We test: Will the gospel expose to us where we are being more sentimental than truthful in our sense of who we are and what is required of us? And, having so revealed who we are, will the gospel enable in us a step further into the unity for which Jesus prays?

We must prove – test – the gospel in this way, for it is only so that we ourselves are tested, proved.

In this proving of the gospel which is our testing of its capacity to work among us, there opens up the possibility of the second (more familiar) sense of proof, which Jesus also implies in his prayer:

[…may they] become completely one, so that the world may know that you have sent me and have loved them even as you have loved me.
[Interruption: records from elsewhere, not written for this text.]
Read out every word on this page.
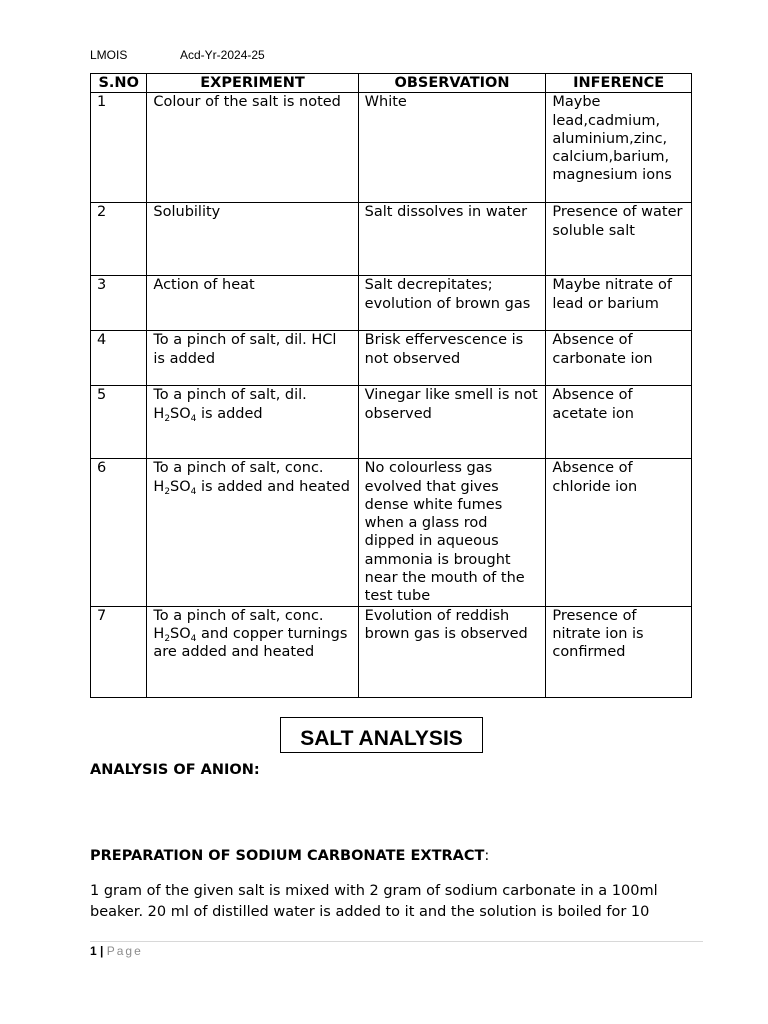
LMOIS	Acd-Yr-2024-25
S.NO	EXPERIMENT	OBSERVATION	INFERENCE
1	Colour of the salt is noted	White	Maybe lead,cadmium, aluminium,zinc, calcium,barium, magnesium ions
2	Solubility	Salt dissolves in water	Presence of water soluble salt
3	Action of heat	Salt decrepitates; evolution of brown gas	Maybe nitrate of lead or barium
4	To a pinch of salt, dil. HCl is added	Brisk effervescence is not observed	Absence of carbonate ion
5	To a pinch of salt, dil. $H_2SO_4$ is added	Vinegar like smell is not observed	Absence of acetate ion
6	To a pinch of salt, conc. $H_2SO_4$ is added and heated	No colourless gas evolved that gives dense white fumes when a glass rod dipped in aqueous ammonia is brought near the mouth of the test tube	Absence of chloride ion
7	To a pinch of salt, conc. $H_2SO_4$ and copper turnings are added and heated	Evolution of reddish brown gas is observed	Presence of nitrate ion is confirmed
SALT ANALYSIS
ANALYSIS OF ANION:
PREPARATION OF SODIUM CARBONATE EXTRACT:
1 gram of the given salt is mixed with 2 gram of sodium carbonate in a 100ml beaker. 20 ml of distilled water is added to it and the solution is boiled for 10
1 | Page
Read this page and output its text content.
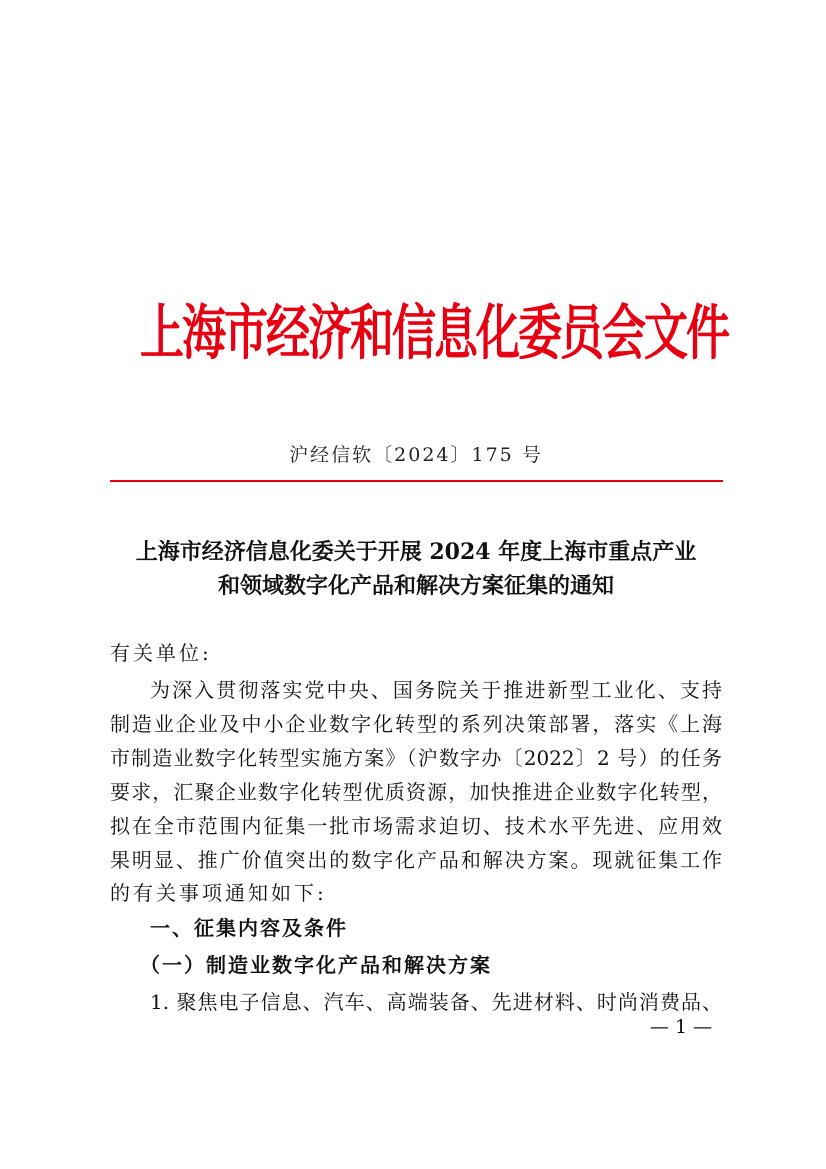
上海市经济和信息化委员会文件
沪经信软〔2024〕175 号
上海市经济信息化委关于开展 2024 年度上海市重点产业
和领域数字化产品和解决方案征集的通知
有关单位:
为深入贯彻落实党中央、国务院关于推进新型工业化、支持
制造业企业及中小企业数字化转型的系列决策部署，落实《上海
市制造业数字化转型实施方案》（沪数字办〔2022〕2 号）的任务
要求，汇聚企业数字化转型优质资源，加快推进企业数字化转型，
拟在全市范围内征集一批市场需求迫切、技术水平先进、应用效
果明显、推广价值突出的数字化产品和解决方案。现就征集工作
的有关事项通知如下:
一、征集内容及条件
（一）制造业数字化产品和解决方案
1. 聚焦电子信息、汽车、高端装备、先进材料、时尚消费品、
— 1 —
We are not “preparing for” mission in our difficult deliberations. If that were what this was about we would be in the realm of sentimentality again, happily bulldozing our way to what is – to me – the “obvious” outcome.

“Love one another” is our mission. That is so difficult that Jesus imagines that it requires even him to pray for it.

The gospel question to us is whether we believe that the unity of believers can communicate to the world that the Father sent the Son. Put differently, the question is whether we believe that gathering around the table each week “remembrances” – makes present to us and the world – Jesus himself, sent from God. These are the miracles God offers his people today.

You have done well so far. You are wonderful. If you won’t take my word for it, ask the God whose Christ thinks you are worth his prayer.

Continue to be such a marvel, that we the church and the world around us may know that the Father sent the Son.